The horses, including my beautiful Arab, Wave, don’t respond well to withdrawal, avoidance or denial. They can see right through it and recognize it for what it really is…an attempt to do one thing while thinking and feeling another. Incongruence for the horse (called cognitive dissonance in humans) is a red flag that tells them the human CANNOT be trusted. Each horse counts on consistent behavior of the other members to maintain stable relationships with each other. The herd cannot work as a team if one member moves with a lack of focus and intention. Horses “sense” they are safe and when those around them support their safety, while also noticing the strong feeling that they are in the presence of someone who threatens their security.

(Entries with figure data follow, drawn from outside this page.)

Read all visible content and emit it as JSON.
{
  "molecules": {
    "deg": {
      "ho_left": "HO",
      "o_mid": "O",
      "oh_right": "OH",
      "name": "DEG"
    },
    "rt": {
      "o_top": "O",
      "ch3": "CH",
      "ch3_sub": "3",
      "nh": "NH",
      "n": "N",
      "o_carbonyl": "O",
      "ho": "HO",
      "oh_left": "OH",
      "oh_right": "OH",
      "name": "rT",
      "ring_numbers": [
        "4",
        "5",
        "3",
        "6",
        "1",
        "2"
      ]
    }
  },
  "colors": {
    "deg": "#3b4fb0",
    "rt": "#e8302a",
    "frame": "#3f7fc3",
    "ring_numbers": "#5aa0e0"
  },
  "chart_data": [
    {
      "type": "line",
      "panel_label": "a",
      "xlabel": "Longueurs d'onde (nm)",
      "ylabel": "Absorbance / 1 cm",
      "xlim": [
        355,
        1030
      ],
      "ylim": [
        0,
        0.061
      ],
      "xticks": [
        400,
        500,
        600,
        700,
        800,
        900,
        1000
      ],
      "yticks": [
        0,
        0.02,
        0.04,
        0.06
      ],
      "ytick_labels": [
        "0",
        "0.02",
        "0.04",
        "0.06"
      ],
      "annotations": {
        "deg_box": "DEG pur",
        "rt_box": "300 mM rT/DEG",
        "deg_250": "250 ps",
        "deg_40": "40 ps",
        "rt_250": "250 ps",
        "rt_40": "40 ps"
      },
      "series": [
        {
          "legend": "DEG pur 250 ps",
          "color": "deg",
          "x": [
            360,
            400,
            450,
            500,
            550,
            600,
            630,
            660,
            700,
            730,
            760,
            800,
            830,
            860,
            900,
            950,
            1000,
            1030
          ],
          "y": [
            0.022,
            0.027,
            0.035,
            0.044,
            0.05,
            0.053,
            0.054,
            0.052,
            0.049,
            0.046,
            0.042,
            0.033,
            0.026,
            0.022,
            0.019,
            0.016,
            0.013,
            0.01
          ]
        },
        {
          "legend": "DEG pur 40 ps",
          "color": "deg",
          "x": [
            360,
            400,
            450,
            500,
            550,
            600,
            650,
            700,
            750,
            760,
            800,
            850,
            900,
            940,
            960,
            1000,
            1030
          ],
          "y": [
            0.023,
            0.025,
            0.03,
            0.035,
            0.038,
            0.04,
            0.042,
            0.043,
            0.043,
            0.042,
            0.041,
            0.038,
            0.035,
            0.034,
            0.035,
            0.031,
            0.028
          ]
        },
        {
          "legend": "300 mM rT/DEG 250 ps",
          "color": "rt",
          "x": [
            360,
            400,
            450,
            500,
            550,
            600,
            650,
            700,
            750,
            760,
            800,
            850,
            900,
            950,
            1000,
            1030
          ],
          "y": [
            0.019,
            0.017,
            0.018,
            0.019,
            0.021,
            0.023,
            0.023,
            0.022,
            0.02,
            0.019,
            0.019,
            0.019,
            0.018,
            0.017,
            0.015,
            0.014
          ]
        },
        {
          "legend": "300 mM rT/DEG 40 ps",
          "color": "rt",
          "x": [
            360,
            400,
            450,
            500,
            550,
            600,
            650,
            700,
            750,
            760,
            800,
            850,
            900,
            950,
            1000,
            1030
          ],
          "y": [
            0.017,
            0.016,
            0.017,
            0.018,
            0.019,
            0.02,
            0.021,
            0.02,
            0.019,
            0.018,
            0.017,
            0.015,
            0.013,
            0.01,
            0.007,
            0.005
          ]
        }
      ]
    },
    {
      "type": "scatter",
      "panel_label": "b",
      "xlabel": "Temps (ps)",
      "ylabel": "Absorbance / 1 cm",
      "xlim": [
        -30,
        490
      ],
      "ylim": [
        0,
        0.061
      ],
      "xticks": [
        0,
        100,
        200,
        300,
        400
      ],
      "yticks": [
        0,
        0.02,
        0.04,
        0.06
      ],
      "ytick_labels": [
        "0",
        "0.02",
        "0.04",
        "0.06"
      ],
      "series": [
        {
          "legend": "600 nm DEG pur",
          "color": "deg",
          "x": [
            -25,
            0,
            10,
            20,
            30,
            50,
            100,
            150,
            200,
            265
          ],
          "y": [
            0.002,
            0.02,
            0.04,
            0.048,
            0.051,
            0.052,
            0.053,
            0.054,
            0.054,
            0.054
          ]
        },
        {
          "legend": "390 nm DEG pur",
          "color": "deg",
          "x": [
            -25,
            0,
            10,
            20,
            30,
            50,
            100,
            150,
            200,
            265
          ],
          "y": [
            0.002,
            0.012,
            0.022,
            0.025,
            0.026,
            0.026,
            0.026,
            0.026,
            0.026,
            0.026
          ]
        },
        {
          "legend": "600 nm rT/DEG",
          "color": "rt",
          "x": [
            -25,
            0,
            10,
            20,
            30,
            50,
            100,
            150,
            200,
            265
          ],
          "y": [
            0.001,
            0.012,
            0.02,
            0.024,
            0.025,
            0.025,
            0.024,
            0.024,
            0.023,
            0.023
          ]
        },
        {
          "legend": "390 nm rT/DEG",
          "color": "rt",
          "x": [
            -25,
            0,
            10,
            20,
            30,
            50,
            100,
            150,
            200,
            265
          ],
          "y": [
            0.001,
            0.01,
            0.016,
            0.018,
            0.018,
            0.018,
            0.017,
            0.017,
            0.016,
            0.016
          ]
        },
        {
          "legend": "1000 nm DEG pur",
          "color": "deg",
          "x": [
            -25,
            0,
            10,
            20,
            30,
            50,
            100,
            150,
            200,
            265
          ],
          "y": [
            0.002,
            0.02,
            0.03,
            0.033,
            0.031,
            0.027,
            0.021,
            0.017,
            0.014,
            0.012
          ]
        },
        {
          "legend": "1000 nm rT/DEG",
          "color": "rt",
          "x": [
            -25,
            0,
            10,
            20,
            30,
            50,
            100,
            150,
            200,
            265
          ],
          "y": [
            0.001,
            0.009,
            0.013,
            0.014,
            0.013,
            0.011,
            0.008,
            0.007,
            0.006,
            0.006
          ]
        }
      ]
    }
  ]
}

I was sure that the answer to my problems of getting so many “no’s” was to just work harder and stay busy. But, the more I avoided facing what was really happening, pushing my feelings down further, the more they came out as discomfort and impatience with others as well as a lack of creativity in my work and even in my inability to enjoy a brief trip to the beach with family.


As usual, it is the horses that bring me back to ground. When I am with them, I must slow my thinking brain and stop doing, doing, doing. I communicate with them nonverbally and so must tap into the subtle rhythmic, regular movements I see in them and keep my breathing deep and regular. Without knowing it, I have been practicing meditation with my horses for years. They have taught me to be present by simply expecting it in every interaction. They are willing to tell me when I am off into my thoughts, stuck in my head, no longer in a state of being! What a gift!

If Wave had seen me in my office, sitting at my computer for hours, working and thinking, thinking and working, he would have left me in an instant or taken everything in my office in his mouth and tossed it in frustration at my rude behavior. How dare I ignore him?


I started my habit of work, work, work to avoid and deny what was really going on when I was a kid in elementary school. I loved school and was an excellent student. My parents and teachers rewarded me for my scholastic achievements. Much more than they reinforced the idea that sharing my feelings, especially the negative or sad ones were worth a gold star or a good grade. All through high school and even into college, I felt that the best way to avoid bad feelings was to keep busy with school and learn more about the world around me from books and classes, instead of dealing with the turmoil inside. My life of education has been an incredible experience and at times, a way to escape.

So, now when I find that I can’t stand sitting still on a beautiful day or that the littlest things about being with loved ones are bothering me and I’m holed up in my office trying to stay busy or on social media, mindlessly scanning for nothing or playing my 20th round of Spider Solitaire (yes, you heard me right), I have to stop, take a breath and ask myself, “What are you avoiding? What are you trying to deny or tune out from?” It helps if I do something fun or listen to music which taps into my emotions almost immediately.  I’ve begun developing this new response instead of the same old tired one that worked when I was a kid, but just doesn’t cut it anymore.

But, the one thing that brings me back to myself the quickest, is to spend time with the horse. That’s right-ask a horse what it is you’re really feeling, and they’ll tell you in an instant!